BILD soll zur attraktivsten Live-Plattform für News, Entertainment und Sport werden und als Deutschlands größte Medienmarke auch auf TV-Bildschirme gebracht werden.

Kritiker der BILD werden wohl noch schnell eine Messe lesen lassen? Laut heutigen Berichten soll es pro Tag 18 Stunden LIVE-TV geben, und eine eigene Sendelizenz sei auch geplant. Aber wird es wirklich ein echter TV-Sender sein, der über Kabel und Satellit ganz alt hergebracht empfangbar sein wird neben ARD, RTL und Co? Oder fokussiert Springer sich gleich von Anfang an bei LIVE-Formaten auf eine Art Internet TV? Man wird sehen. Auf der einen Seite investiert Axel Springer massiv, gleichzeitig will man aber bei Verlustbringern ohne Aussicht auf Potenzial abbauen. Ganz klar, da weht der KKR-Wind durch die Flure von Springer, so darf man es vermuten.
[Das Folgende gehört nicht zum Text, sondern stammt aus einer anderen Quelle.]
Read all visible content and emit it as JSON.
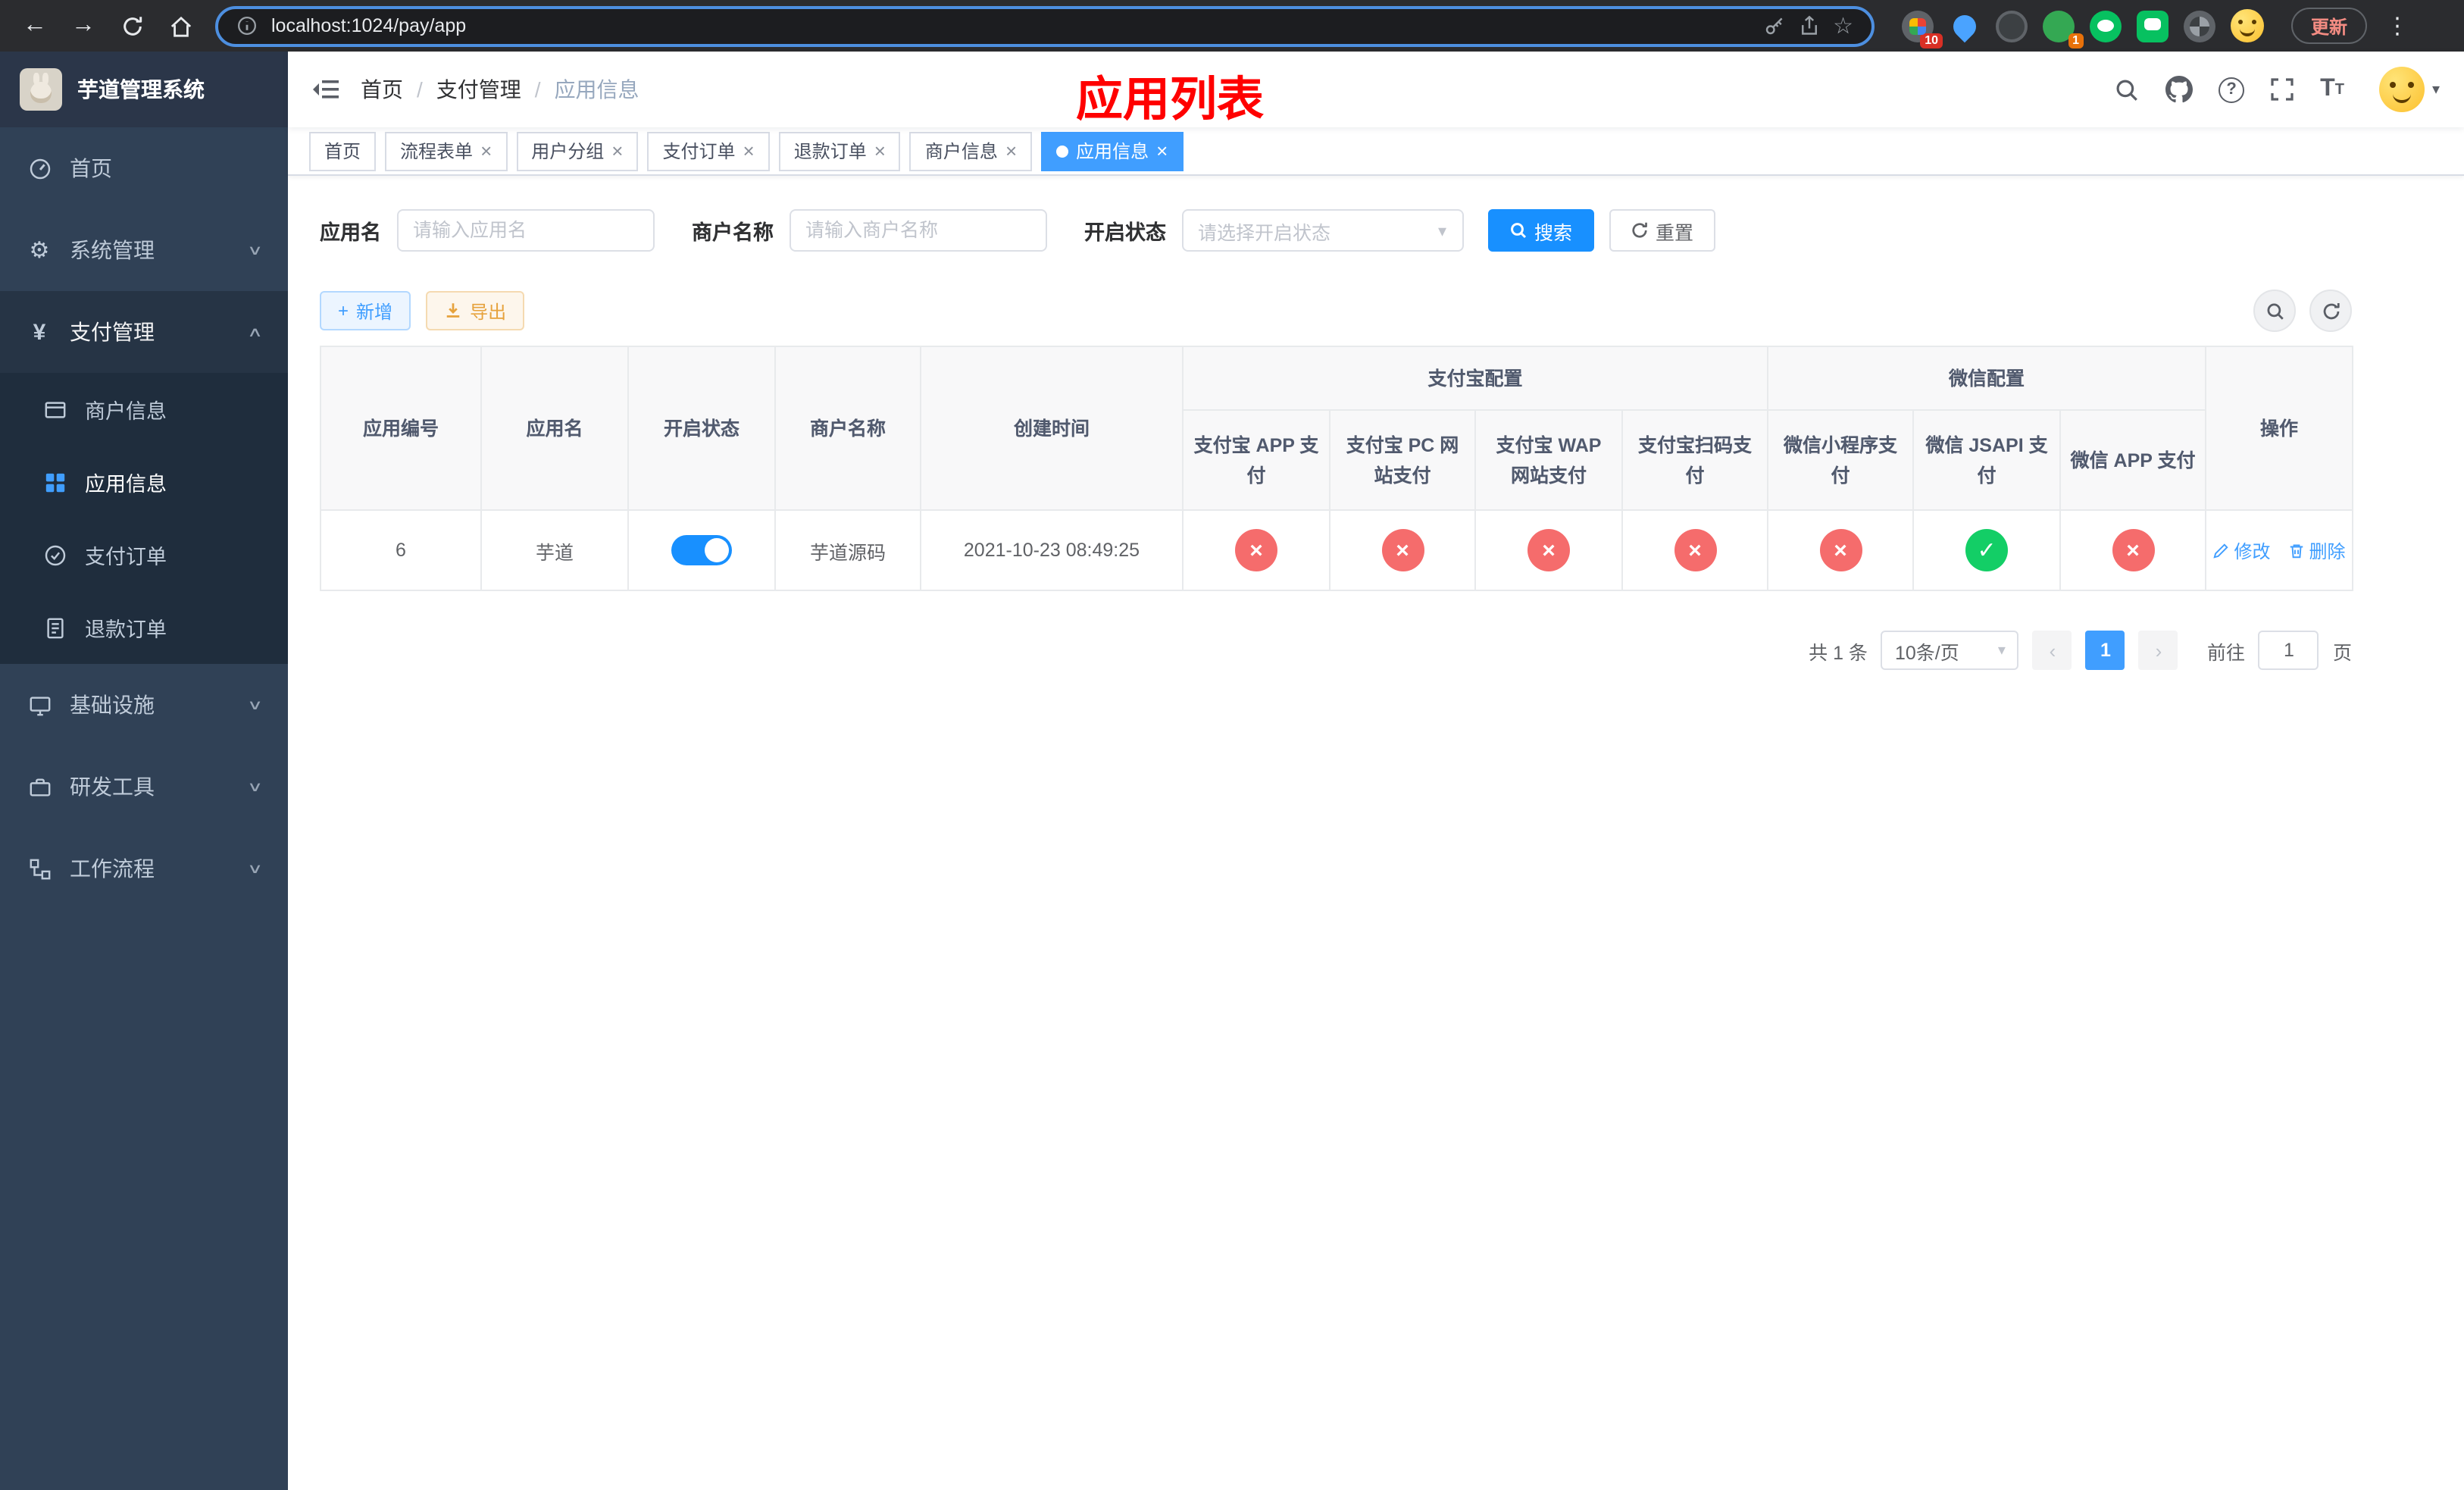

Springer ist offenkundig derzeit in einer Wachstumsdelle. Denn heute hat der Verlag auch eine Anpassung der Prognose für 2019 veröffentlicht. Der Konzernumsatz soll einen Rückgang im „niedrigen bis mittleren“ einstelligen Prozentbereich erleben. Das bereinigte EBITDA soll im „mittleren zweistelligen“ Prozentbereich zurückgehen. Tja, nun wieder zurück zu den Umbauplänen. Dort lautet die Headline-Aussage:

Mehr als 100 Millionen Euro Investitionen in den nächsten drei Jahren in Wachstumsprojekte bei BILD und WELT wie Live-Berichterstattung, Paid Content und Sport / Kosteneinsparungen von 50 Millionen Euro im Bereich News Media National geplant

Offenkundig ist: Man will noch mehr als ohnehin schon weg von staubigen langsamen Formaten, und immer mehr hin zu schnellen Berichten, möglichst LIVE-Berichten. Wachstum sollen mehr denn je die Kernmarken BILD und WELT bringen. Zitat:

Im Bereich News Media National sollen in den nächsten drei Jahren insgesamt mehr als 100 Millionen Euro investiert werden, vor allem in eine Live-Video-Strategie von BILD. Bei WELT steht ein Contributoren-Modell mit einem Netzwerk aus Experten und Kommentatoren im Vordergrund der Investitionen. Beide Marken streben einen erheblichen Ausbau der digitalen Abonnentenbasis an. Zugleich soll bei News Media National die aktuelle Kostenbasis durch strukturelle Maßnahmen um 50 Millionen Euro gesenkt werden. Im Bereich News Media National sollen in den nächsten drei Jahren insgesamt mehr als 100 Millionen Euro investiert werden, vor allem in eine Live-Video-Strategie von BILD. Bei WELT steht ein Contributoren-Modell mit einem Netzwerk aus Experten und Kommentatoren im Vordergrund der Investitionen. Beide Marken streben einen erheblichen Ausbau der digitalen Abonnentenbasis an. Zugleich soll bei News Media National die aktuelle Kostenbasis durch strukturelle Maßnahmen um 50 Millionen Euro gesenkt werden.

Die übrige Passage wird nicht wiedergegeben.